Required Permissions

Each user must be given correct permissions in order to run Jira and the SoftComply Risk Manager app in a secure manner. Each action in Jira is secured by permissions and permissions can be granted to:

  • Individual user
  • Group
  • Project role
  • Special role (assignee, reporter, project lead)
  • User or Group picker custom fields
  • Anyone

Read more about permissions overview. Correct and reviewed permissions also guarantee safe and secure risk management process. The SoftComply Risk Manager or the SoftComply Risk Manager Plus app permissions are explained in greater detail below and can slightly vary between platforms (Server/Data Center/Cloud).

 

User roles in the SoftComply Risk Manager

In risk management we can outline two major roles that are also reflected the app permissions setup:

  • Risk Manager Administrators
    • Define and set up the risk management process i.e. define the configuration of the risk model and the spreadsheet (risk table) to manage risks in the organisation. The changes to the process are not frequent but they affect risk management in the entire company/product/project. In the context of Jira we can compare it to a project setup and/or project administration tasks.
  • Risk Manager Team members
    • Daily work with risks i.e. adding new risks, editing existing risks, creating/modifying mitigation and verification actions, etc. In the context of Jira the team members work with Jira issues.

 


Server/Data Center (SoftComply Risk Manager and SoftComply Risk Manager Plus)

Quick summary:

  • In order to create Risk Projects you need Jira Global Admin rights.
  • In order to customize matrices/RPN levels and risk table layout you need the Risk Manager Administrator project role.
  • In order to add new columns (i.e. create new custom fields) in the risk table you need Jira Global Admin rights and the Risk Manager Administrator project role.
  • In order to work with risks you need the regular issue related permissions (Browse project, Create/Edit/Link/Resolve/Transition/Assignable user/Assign issues).

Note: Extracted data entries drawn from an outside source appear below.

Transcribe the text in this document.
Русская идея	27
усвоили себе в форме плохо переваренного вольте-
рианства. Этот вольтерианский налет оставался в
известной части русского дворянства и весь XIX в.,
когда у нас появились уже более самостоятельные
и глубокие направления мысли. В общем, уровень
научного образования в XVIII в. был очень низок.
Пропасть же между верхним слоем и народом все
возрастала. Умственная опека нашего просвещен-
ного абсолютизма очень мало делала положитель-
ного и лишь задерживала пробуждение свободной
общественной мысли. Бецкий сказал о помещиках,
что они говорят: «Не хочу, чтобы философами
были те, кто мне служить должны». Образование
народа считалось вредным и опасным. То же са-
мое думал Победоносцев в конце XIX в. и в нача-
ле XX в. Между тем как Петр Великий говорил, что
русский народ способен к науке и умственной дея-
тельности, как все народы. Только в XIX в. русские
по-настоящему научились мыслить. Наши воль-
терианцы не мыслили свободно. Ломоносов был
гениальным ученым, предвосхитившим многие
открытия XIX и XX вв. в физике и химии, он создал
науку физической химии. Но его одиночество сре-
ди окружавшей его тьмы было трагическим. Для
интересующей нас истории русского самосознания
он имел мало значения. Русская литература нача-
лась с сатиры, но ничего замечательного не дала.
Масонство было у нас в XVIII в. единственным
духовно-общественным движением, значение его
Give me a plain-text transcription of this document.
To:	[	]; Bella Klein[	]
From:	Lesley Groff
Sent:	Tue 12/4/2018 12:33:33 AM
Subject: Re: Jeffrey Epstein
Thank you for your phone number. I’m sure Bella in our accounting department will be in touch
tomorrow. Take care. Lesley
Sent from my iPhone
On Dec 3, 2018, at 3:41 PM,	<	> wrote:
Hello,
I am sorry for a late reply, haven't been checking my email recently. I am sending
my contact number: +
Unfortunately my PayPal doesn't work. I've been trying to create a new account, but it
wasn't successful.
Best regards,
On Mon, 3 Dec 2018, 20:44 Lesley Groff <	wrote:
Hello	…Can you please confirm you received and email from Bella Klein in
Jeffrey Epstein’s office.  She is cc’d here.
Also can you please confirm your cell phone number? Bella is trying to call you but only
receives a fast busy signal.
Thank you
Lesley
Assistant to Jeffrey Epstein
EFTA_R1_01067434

more detailed explanation read below at Permissions explained section.


Cloud (SoftComply Risk Manager)

Quick summary:

  • In order to create Risk Projects you need Jira Global Admin rights.
  • In order to customize matrices and risk table layout you need Administer Project permission.
  • In order to add new columns (i.e. create new custom fields) in the risk table you need Jira Global Admin rights and Administer Project permission.
  • In order to work with risks you need the regular issue related permissions (Browse project, Create/Edit/Link/Resolve/Transition/Assignable user/Assign issues).

more detailed explanation read below at Permissions & their rights section.


 

Permissions & their rights

Risk Manager Administrators:

You will need Jira Global Admin rights (System view → Global Permissions → Administer Jira permission) for the following actions:

  1. Creating new Risk Projects, and
  2. Creating new columns in the Risk Table view (i.e. new custom fields are created to the system).

You will need Administer Project permissions (Cloud) or the Risk Manager Administrator project role (Server/DC) for the more sophisticated risk project setup activities like:

  1. Customizing Risk Matrices, and
  2. Customizing the Risk Table layout (adding new columns).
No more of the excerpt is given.